What Happened
- After the US Supreme Court struck down tariffs imposed under IEEPA on February 20, 2026, President Trump signed an executive order invoking Section 122 of the Trade Act of 1974 to impose a new 10% global tariff on all imports, citing "large and serious" US balance-of-payments deficits.
- This new 10% tariff replaced the previously negotiated bilateral tariff rates — including rates agreed with India under the interim trade framework — effectively applying the same rate to all countries.
- Within 24 hours, Trump raised the tariff from 10% to 15%, announcing it on Truth Social and characterising the Supreme Court ruling as "extraordinarily anti-American."
- Countries that had negotiated trade deals with the US, including India (18% interim rate), now face the flat 15% global tariff instead of their bilaterally agreed rates.
- Section 122 tariffs are temporary by law — they must expire in 150 days unless extended by Congress.
Static Topic Bridges
Section 122 of the Trade Act of 1974: Balance-of-Payments Tariffs
Section 122 of the Trade Act of 1974 grants the US President authority to impose temporary import surcharges of up to 15% or import quotas when the country faces "large and serious balance-of-payments deficits" or when there is a risk of significant dollar depreciation. Unlike the lengthy investigations required under Section 232 (national security) or Section 301 (unfair trade practices), Section 122 allows the President to act rapidly. However, such tariffs are strictly temporary — capped at 150 days — and require Congressional approval for any extension.

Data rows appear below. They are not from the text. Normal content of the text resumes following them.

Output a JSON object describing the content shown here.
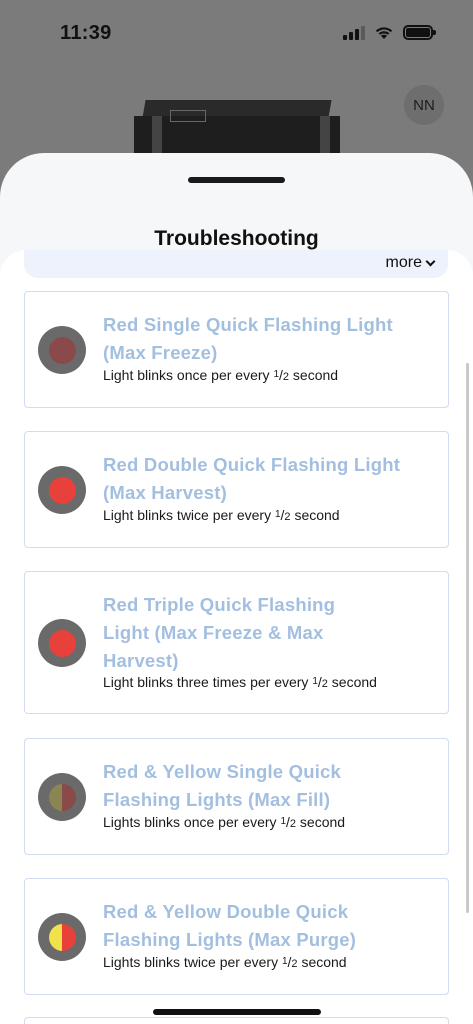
{
  "status_bar": {
    "time": "11:39"
  },
  "background": {
    "avatar_initials": "NN"
  },
  "sheet": {
    "title": "Troubleshooting",
    "more_label": "more"
  },
  "colors": {
    "title_blue": "#a3bfe0",
    "card_border": "#d1dcf0",
    "indicator_bg": "#6a6a6a",
    "red": "#e8413b",
    "dim_red": "#8a4a4a",
    "yellow": "#f1e24a",
    "dim_yellow": "#8a8651"
  },
  "cards": [
    {
      "title": "Red Single Quick Flashing Light (Max Freeze)",
      "desc_prefix": "Light blinks once per every",
      "frac_n": "1",
      "frac_d": "2",
      "desc_suffix": "second",
      "indicator": "red-dim-icon"
    },
    {
      "title": "Red Double Quick Flashing Light (Max Harvest)",
      "desc_prefix": "Light blinks twice per every",
      "frac_n": "1",
      "frac_d": "2",
      "desc_suffix": "second",
      "indicator": "red-icon"
    },
    {
      "title": "Red Triple Quick Flashing Light (Max Freeze & Max Harvest)",
      "desc_prefix": "Light blinks three times per every",
      "frac_n": "1",
      "frac_d": "2",
      "desc_suffix": "second",
      "indicator": "red-icon"
    },
    {
      "title": "Red & Yellow Single Quick Flashing Lights (Max Fill)",
      "desc_prefix": "Lights blinks once per every",
      "frac_n": "1",
      "frac_d": "2",
      "desc_suffix": "second",
      "indicator": "yellow-red-dim-icon"
    },
    {
      "title": "Red & Yellow Double Quick Flashing Lights (Max Purge)",
      "desc_prefix": "Lights blinks twice per every",
      "frac_n": "1",
      "frac_d": "2",
      "desc_suffix": "second",
      "indicator": "yellow-red-icon"
    }
  ]
}
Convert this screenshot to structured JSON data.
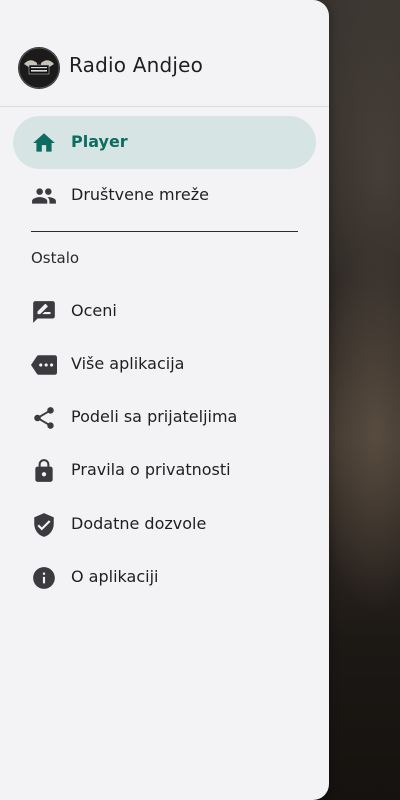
{
  "app": {
    "title": "Radio Andjeo",
    "logo_text": "RADIO ANDJEO"
  },
  "nav": {
    "items": [
      {
        "label": "Player",
        "icon": "home-icon",
        "active": true
      },
      {
        "label": "Društvene mreže",
        "icon": "people-icon"
      }
    ]
  },
  "section_label": "Ostalo",
  "other": {
    "items": [
      {
        "label": "Oceni",
        "icon": "rate-review-icon"
      },
      {
        "label": "Više aplikacija",
        "icon": "more-apps-tag-icon"
      },
      {
        "label": "Podeli sa prijateljima",
        "icon": "share-icon"
      },
      {
        "label": "Pravila o privatnosti",
        "icon": "lock-icon"
      },
      {
        "label": "Dodatne dozvole",
        "icon": "shield-check-icon"
      },
      {
        "label": "O aplikaciji",
        "icon": "info-icon"
      }
    ]
  },
  "colors": {
    "accent": "#0e6b60",
    "active_bg": "#d6e5e4",
    "drawer_bg": "#f3f3f5",
    "icon": "#3a3a3f"
  }
}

- Enacted as part of the Trade Act of 1974, modelled on Nixon's 1971 temporary 10% surcharge
- Historically linked to the Bretton Woods system's breakdown — intended for currency crisis scenarios
- Maximum surcharge: 15% on all imports, or selective quotas
- Duration: 150 days maximum without Congressional extension
- Expert criticism: The US currently runs a capital account surplus, making "balance-of-payments deficit" justification legally and economically contested
- Trump White House invoked this citing trade deficits as equivalent to balance-of-payments problems — a contested interpretation
Connection to this news: After losing the IEEPA legal battle, the Trump administration pivoted to Section 122 as a rapid-response alternative, sacrificing the bilateral deal framework in favour of a uniform global tariff — affecting India's 18% negotiated rate.

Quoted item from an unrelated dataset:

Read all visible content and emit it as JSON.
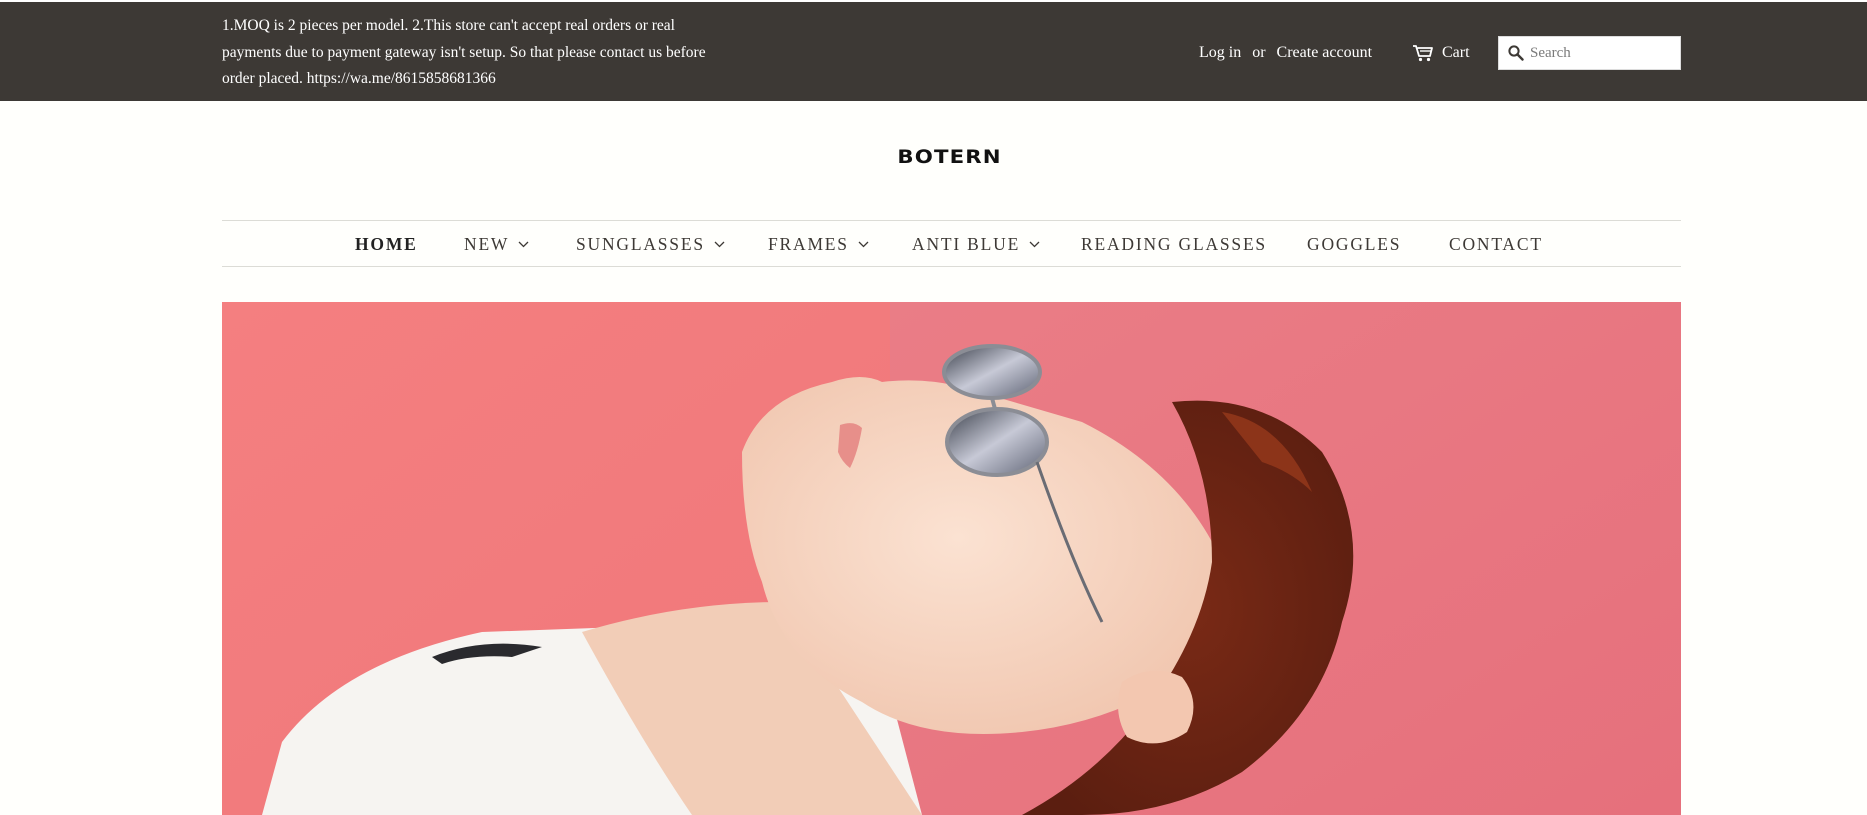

US Trade Policy Frameworks: IEEPA, Section 232, Section 301, and Section 122
US presidents have multiple legal tools to impose tariffs without Congress — each with different scope, duration, and legal requirements. IEEPA (struck down by Supreme Court in Feb 2026) required a national emergency declaration. Section 232 allows tariffs on national security grounds after a Commerce Department investigation. Section 301 targets unfair foreign trade practices after a USTR investigation. Section 122 is the fastest tool — no investigation required — but the most temporary. The legal patchwork creates uncertainty for trading partners about which authority governs at any given time.

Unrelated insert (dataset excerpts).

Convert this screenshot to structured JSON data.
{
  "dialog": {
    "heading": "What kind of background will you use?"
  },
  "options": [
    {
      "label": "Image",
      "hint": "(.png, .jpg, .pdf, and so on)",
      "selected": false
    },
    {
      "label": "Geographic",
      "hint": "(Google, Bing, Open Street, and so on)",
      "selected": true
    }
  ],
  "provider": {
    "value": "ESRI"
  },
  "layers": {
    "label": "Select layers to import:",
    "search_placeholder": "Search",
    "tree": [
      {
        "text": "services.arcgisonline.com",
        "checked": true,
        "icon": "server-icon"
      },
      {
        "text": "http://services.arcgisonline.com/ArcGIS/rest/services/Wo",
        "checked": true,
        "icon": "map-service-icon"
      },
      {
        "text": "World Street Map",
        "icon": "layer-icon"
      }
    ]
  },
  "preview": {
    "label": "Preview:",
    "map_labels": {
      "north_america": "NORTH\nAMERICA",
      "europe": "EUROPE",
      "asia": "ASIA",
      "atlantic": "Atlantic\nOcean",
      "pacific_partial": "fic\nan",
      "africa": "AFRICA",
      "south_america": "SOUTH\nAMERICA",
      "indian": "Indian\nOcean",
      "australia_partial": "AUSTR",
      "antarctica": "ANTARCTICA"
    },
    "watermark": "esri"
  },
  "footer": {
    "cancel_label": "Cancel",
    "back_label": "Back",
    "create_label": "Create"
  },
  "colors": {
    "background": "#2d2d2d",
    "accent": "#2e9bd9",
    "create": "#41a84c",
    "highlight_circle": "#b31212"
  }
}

- Section 232: Used for steel (25%) and aluminium (10%) tariffs — upheld in courts; no expiry
- Section 301: Used for China tariffs ($300B+ in goods) — requires USTR review, no fixed expiry
- IEEPA: Struck down Feb 20, 2026 — cannot be used for broad tariffs going forward
- Section 122: 10-15% cap, 150-day limit, no investigation needed
- Administration indicated it will also rely on existing Section 232/301 tariffs that survived the Supreme Court ruling
Connection to this news: The shift from IEEPA to Section 122 is a legal workaround with significant trade-offs — India and other countries with bilateral deals now face a less favourable, non-differentiated tariff environment.
India's Export Competitiveness and Tariff Exposure
India's export basket to the US is diverse, spanning pharmaceuticals, software services, textiles and garments, gems and jewellery, engineering goods, and chemicals. A higher tariff environment directly affects the competitiveness of Indian goods vis-a-vis competitors like Vietnam and Mexico. India's pharmaceutical sector, which supplies nearly 40% of US generic drug requirements, has typically enjoyed zero or low tariffs. A blanket 15% tariff impacts both price-sensitive goods and those with fewer substitutes.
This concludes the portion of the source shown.